State coffers are overflowing thanks to inflation, which has increased Quebec’s revenues. As the election campaign approaches, the CAQ is taking the opportunity to promise a tax cut that will affect individuals in a future mandate.
• Read also: A recession is not the most likely scenario, says Girard
This is a “remarkable year,” said Finance Minister Eric Girard, who tabled the pre-election report Monday morning in the National Assembly.
Since the tabling of the most recent budget last March, revenues have increased in all the budget columns of his department.
Inflation and the post-pandemic economic recovery explain this growth.
The Quebec government’s budget forecasts are plausible, even concludes the Auditor General, Guylaine Leclerc, after analyzing the report.
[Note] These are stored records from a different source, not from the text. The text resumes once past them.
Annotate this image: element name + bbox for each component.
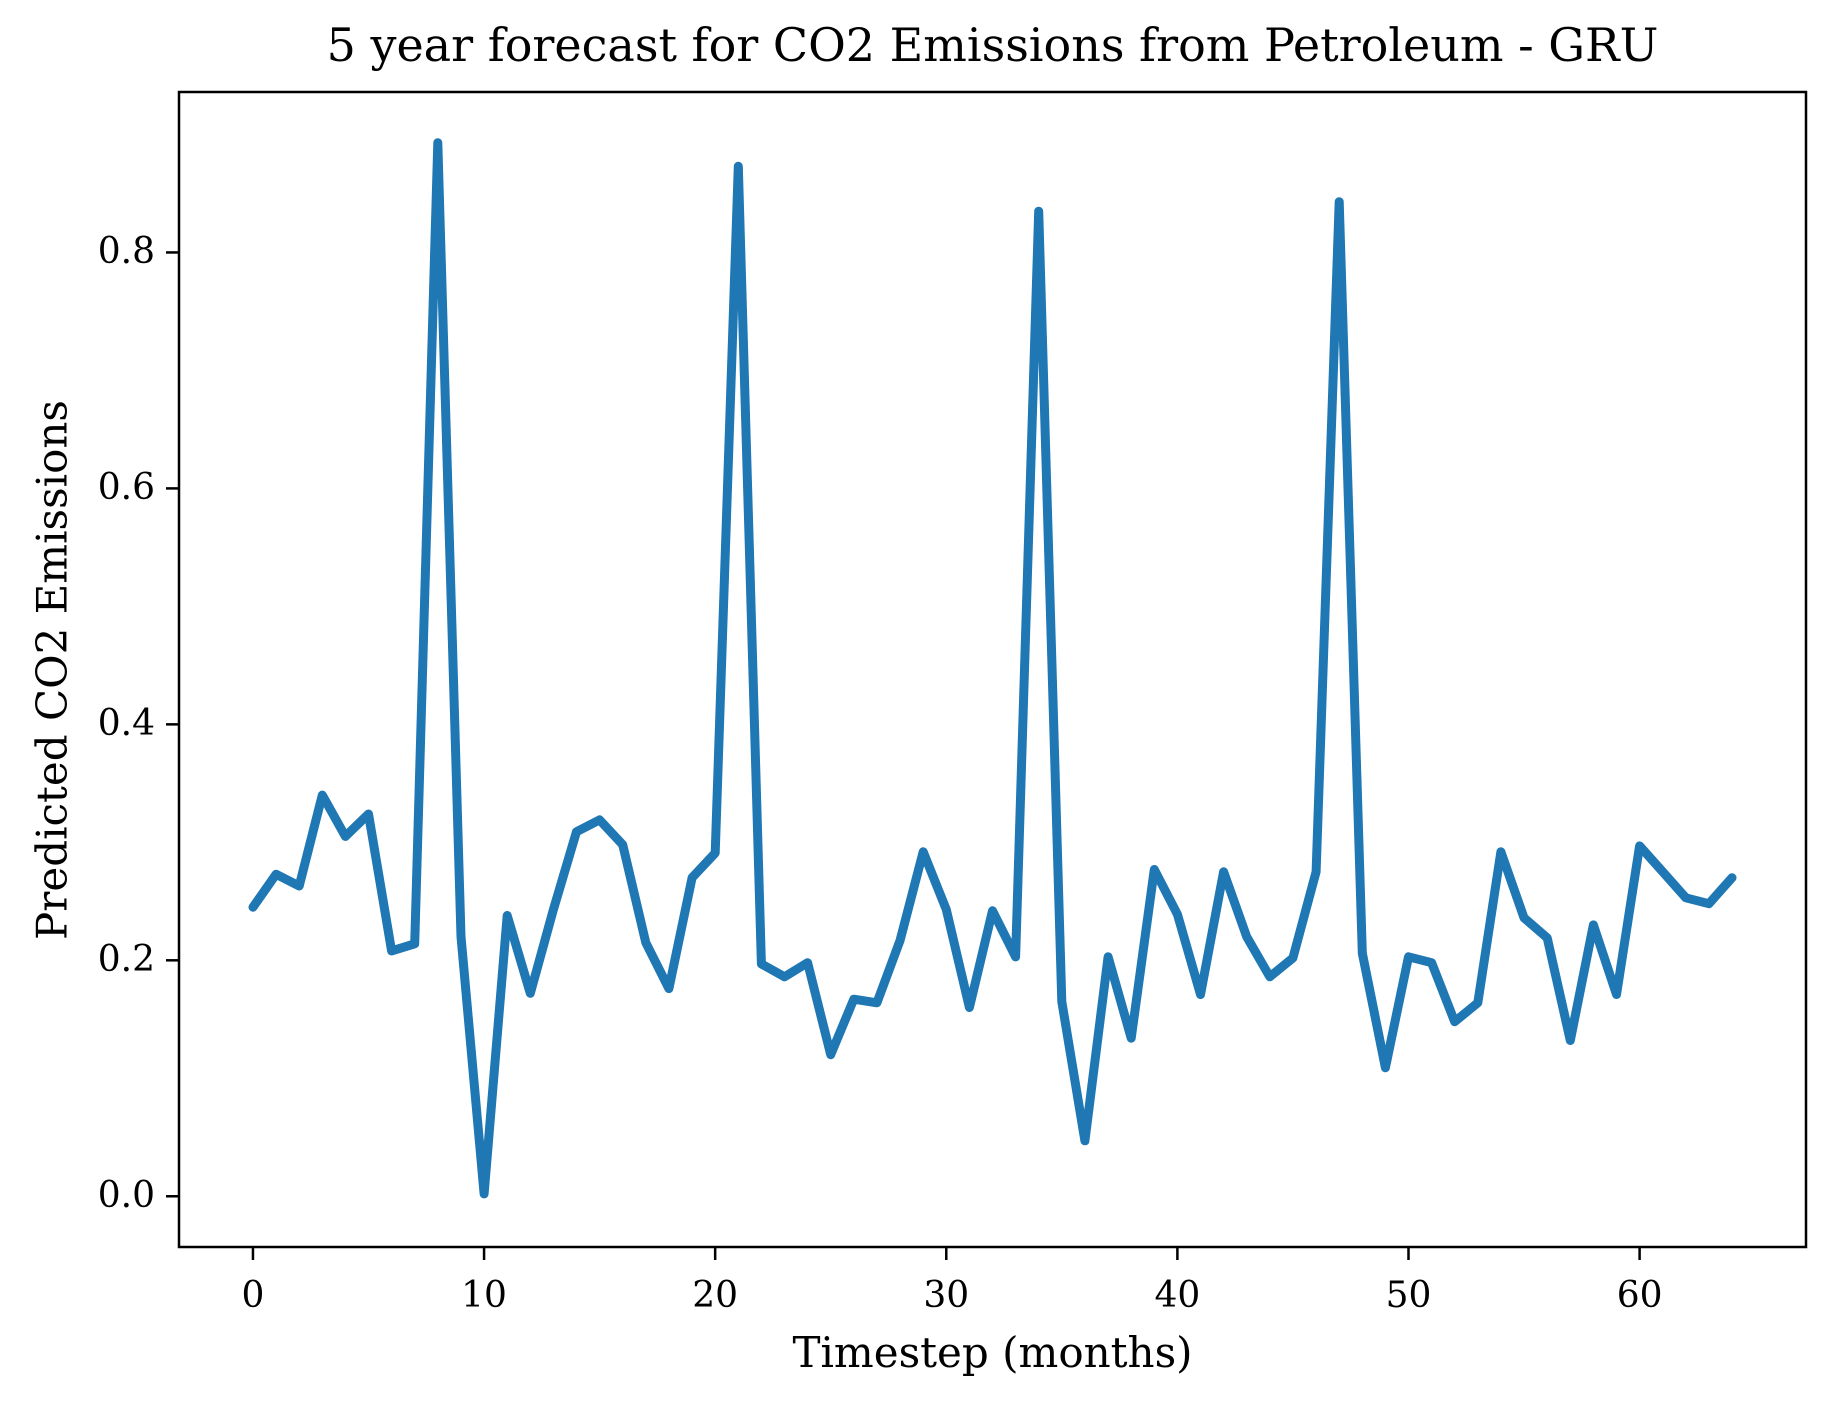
y-tick-label: 0.6: [97, 467, 155, 509]
x-tick-label: 50: [1385, 1275, 1432, 1316]
y-tick-label: 0.4: [97, 703, 155, 745]
y-tick-label: 0.0: [97, 1175, 155, 1217]
x-tick-label: 10: [461, 1275, 507, 1316]
axes-spines: [177, 90, 1808, 1249]
x-tick-label: 20: [692, 1275, 739, 1316]
y-tick-label: 0.2: [97, 939, 155, 981]
forecast-line: [248, 138, 1737, 1199]
x-axis-label: Timestep (months): [792, 1328, 1193, 1377]
x-tick-label: 40: [1154, 1275, 1201, 1316]
x-tick-label: 0: [241, 1275, 265, 1316]
chart-title: 5 year forecast for CO2 Emissions from P…: [326, 18, 1659, 72]
x-tick-label: 30: [923, 1275, 970, 1316]
y-tick-label: 0.8: [97, 231, 155, 273]
x-tick-label: 60: [1616, 1275, 1663, 1316]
The aim was to ensure that political parties “don’t have any surprises when they come to power”, she says.
Pay inflation
It is the income forecasts from personal income tax that are increasing significantly and rapidly. Recently, high inflation and favorable economic conditions led to a 9.4% increase in wages and salaries.
The expected additional growth affecting personal income tax is $2.3 billion, for a total of $43.5 billion related to the 2022-2023 fiscal year.
This progression should continue in 2022-2023, then slow down the following year in order to achieve more moderate growth.
The citizens’ tax represents 30% of all the state’s own-source revenue.
The consumption tax also allows the State to enrich itself.
Tax reduction
Thus, after the Liberals and the Conservatives, the CAQ government promises that it will reduce the tax burden on individuals. “Quebecers are the most taxed citizens in North America,” described Minister Girard.
Despite this promise, he does not rule out distributing a check again to counter inflation.
However, he refuses to reveal the details that will be linked to this tax cut. “We are going to do this in an orderly and responsible way,” he pleads.
In the last budget, Quebec forecast a deficit of $6.1 billion and a return to balanced budgets in 2027-2028. The report now shows a deficit of only $729 million. The department has also provided for provisions in the order of $2 billion per year for the entire financial framework. Then, there is no longer any trace of the structural deficit.
Minister Girard nevertheless maintains his 5-year horizon for the return to balanced budgets.
To finance the tax cut, Quebec could therefore have recourse to the credit card. “We must not cut services. We must not return to budgetary austerity”, indicated Mr. Girard.
Same for the Liberal Party. “It’s not something that would stop us,” said Carlos Leitão, official opposition spokesman for public finances.
According to Mr. Leitão, the government has a lot of money, but vulnerable populations are suffering from the rising cost of living.
Caution
Moreover, the uncertainty hanging over the global economy could upset the only scenario envisaged by the Department of Finance, notes the Auditor General.
Among other things, she criticizes the absence of a plan B in the government’s boxes. It points in particular to the inflationary outbreak which is causing monetary tightening and the war in Ukraine. A scenario based on a recession would have been useful, pleads Mme Leclerc.
For his part, Mr. Girard and his team estimate the risk of recession at 35%. It recalls the existence of a margin of prudence.
Billions in taxes
4.9 million Quebecers paid income tax in 2020
30% of all state revenue comes from individuals
In 2022-2023, Québec expects to recover $43.4 billion in this way.